West Pharmaceutical Services stock catapulted Thursday, retaking its 200-day line, after the medical player blew second-quarter expectations out of the water.
The Philadelphia-based company makes delivery systems for injectable drugs. During the three months ended June 30, West Pharma earned $1.84 per share, minus some items, on $766.5 million in sales.
Earnings surged 21% to top forecasts for $1.51. Sales also beat projections for $726.1 million, according to FactSet, and grew 9.2%. Organically, sales climbed 6.8%.
"We expect a key focus on the call to be whether the quarter benefitted from any tariff-related or other pull-forward, or whether the (unexpectedly) broad-based strong growth is a signal that destocking has finished," William Blair analyst Matt Larew said in a report.

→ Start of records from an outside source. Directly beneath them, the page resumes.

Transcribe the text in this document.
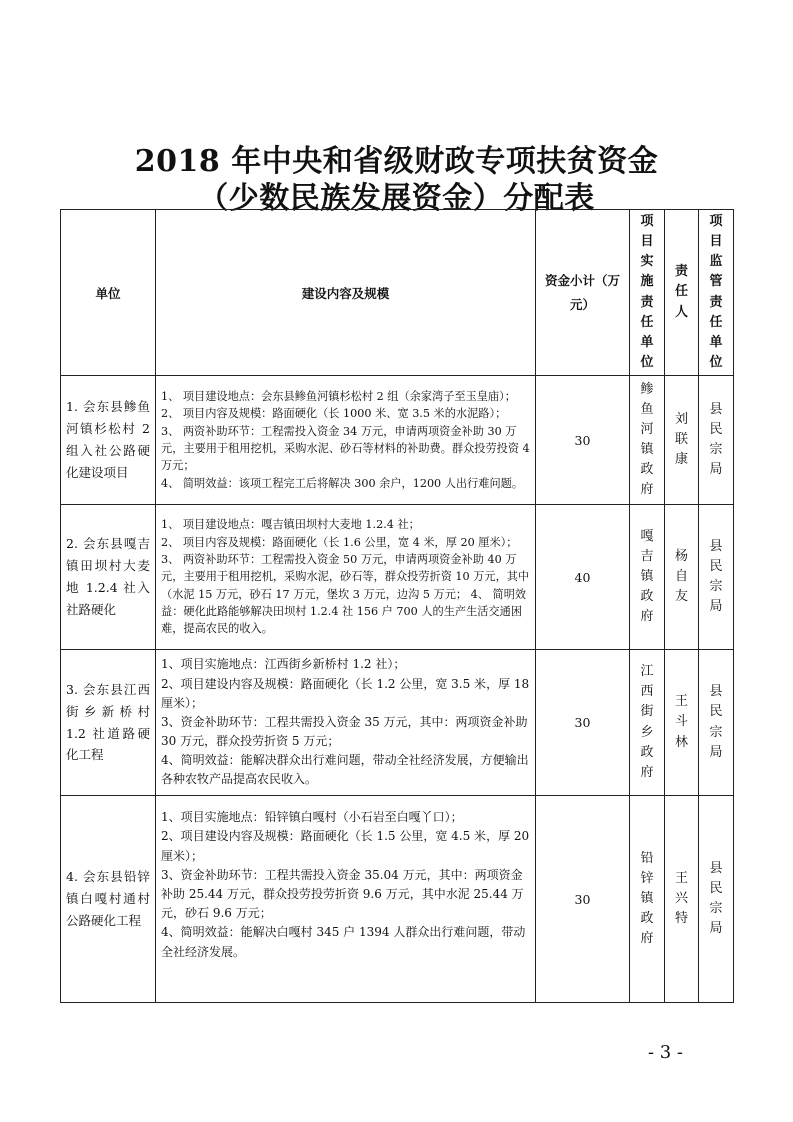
2018 年中央和省级财政专项扶贫资金
（少数民族发展资金）分配表
单位	建设内容及规模	资金小计（万元）	项目实施责任单位	责任人	项目监管责任单位

1. 会东县鲹鱼河镇杉松村 2 组入社公路硬化建设项目	1、 项目建设地点：会东县鲹鱼河镇杉松村 2 组（余家湾子至玉皇庙）；
2、 项目内容及规模：路面硬化（长 1000 米、宽 3.5 米的水泥路）；
3、 两资补助环节：工程需投入资金 34 万元，申请两项资金补助 30 万元，主要用于租用挖机，采购水泥、砂石等材料的补助费。群众投劳投资 4 万元；
4、 简明效益：该项工程完工后将解决 300 余户，1200 人出行难问题。	30	鲹鱼河镇政府	刘联康	县民宗局

2. 会东县嘎吉镇田坝村大麦地 1.2.4 社入社路硬化	1、 项目建设地点：嘎吉镇田坝村大麦地 1.2.4 社；
2、 项目内容及规模：路面硬化（长 1.6 公里，宽 4 米，厚 20 厘米）；
3、 两资补助环节：工程需投入资金 50 万元，申请两项资金补助 40 万元，主要用于租用挖机，采购水泥，砂石等，群众投劳折资 10 万元，其中（水泥 15 万元，砂石 17 万元，堡坎 3 万元，边沟 5 万元； 4、 简明效益：硬化此路能够解决田坝村 1.2.4 社 156 户 700 人的生产生活交通困难，提高农民的收入。	40	嘎吉镇政府	杨自友	县民宗局

3. 会东县江西街乡新桥村 1.2 社道路硬化工程	1、项目实施地点：江西街乡新桥村 1.2 社）；
2、项目建设内容及规模：路面硬化（长 1.2 公里，宽 3.5 米，厚 18 厘米）；
3、资金补助环节：工程共需投入资金 35 万元，其中：两项资金补助 30 万元，群众投劳折资 5 万元；
4、简明效益：能解决群众出行难问题，带动全社经济发展，方便输出各种农牧产品提高农民收入。	30	江西街乡政府	王斗林	县民宗局

4. 会东县铅锌镇白嘎村通村公路硬化工程	1、项目实施地点：铅锌镇白嘎村（小石岩至白嘎丫口）；
2、项目建设内容及规模：路面硬化（长 1.5 公里，宽 4.5 米，厚 20 厘米）；
3、资金补助环节：工程共需投入资金 35.04 万元，其中：两项资金补助 25.44 万元，群众投劳投劳折资 9.6 万元，其中水泥 25.44 万元，砂石 9.6 万元；
4、简明效益：能解决白嘎村 345 户 1394 人群众出行难问题，带动全社经济发展。	30	铅锌镇政府	王兴特	县民宗局
- 3 -
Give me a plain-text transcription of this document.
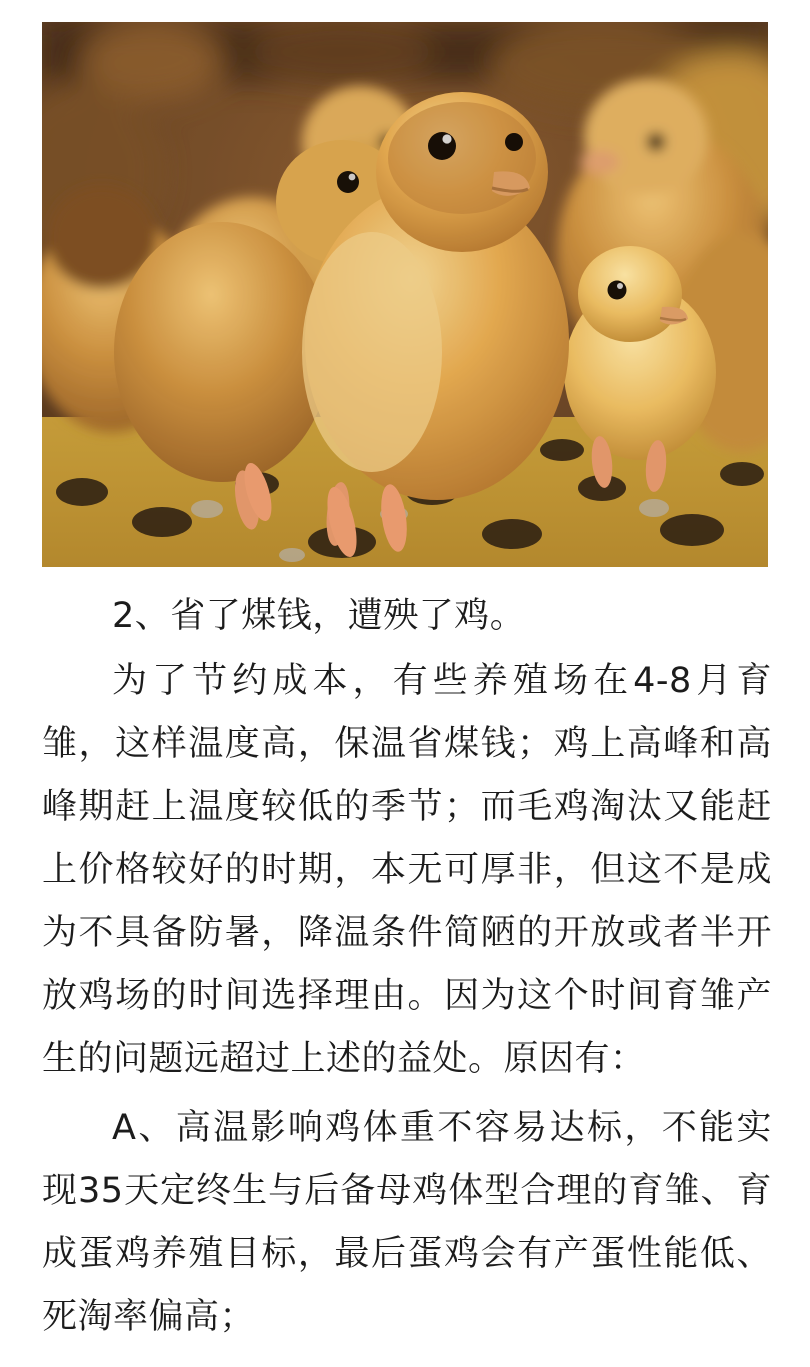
2、省了煤钱，遭殃了鸡。

为了节约成本，有些养殖场在4-8月育雏，这样温度高，保温省煤钱；鸡上高峰和高峰期赶上温度较低的季节；而毛鸡淘汰又能赶上价格较好的时期，本无可厚非，但这不是成为不具备防暑，降温条件简陋的开放或者半开放鸡场的时间选择理由。因为这个时间育雏产生的问题远超过上述的益处。原因有：

A、高温影响鸡体重不容易达标，不能实现35天定终生与后备母鸡体型合理的育雏、育成蛋鸡养殖目标，最后蛋鸡会有产蛋性能低、死淘率偏高；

West Pharmaceutical stock rocketed 22.8%, closing at 279.10. The move pushed shares above their 200-day line for the first time since February.
West Pharmaceutical's High-Value Products
Larew credited growth in West Pharma's high-value products segment for the big beat. West includes proprietary products, including stoppers, seals plungers as well as self-injectors, as its high-value products. Those accounted for 47% of total sales and grew 11.3%.
Standard products generated 21% of total revenue and sales edged 0.4% higher.
High-value products delivery devices, 13% of total sales, shot 30% higher.
The company raised its outlook for the year and now expects $3.04 billion to $3.06 billion. At the midpoint, that's an increase of $90 million from West Pharma's prior guidance. The guidance includes a $59 million tailwind vs. a $5 million headwind previously.
Organically, West Pharmaceutical expects sales to rise 3% to 3.75%.
Adjusted earnings are also projected to come in at $6.67 to $6.85 per share, vs. previous guidance for $6.15 to $6.35 a share. That assumes a 27-cent tailwind thanks to exchange rates.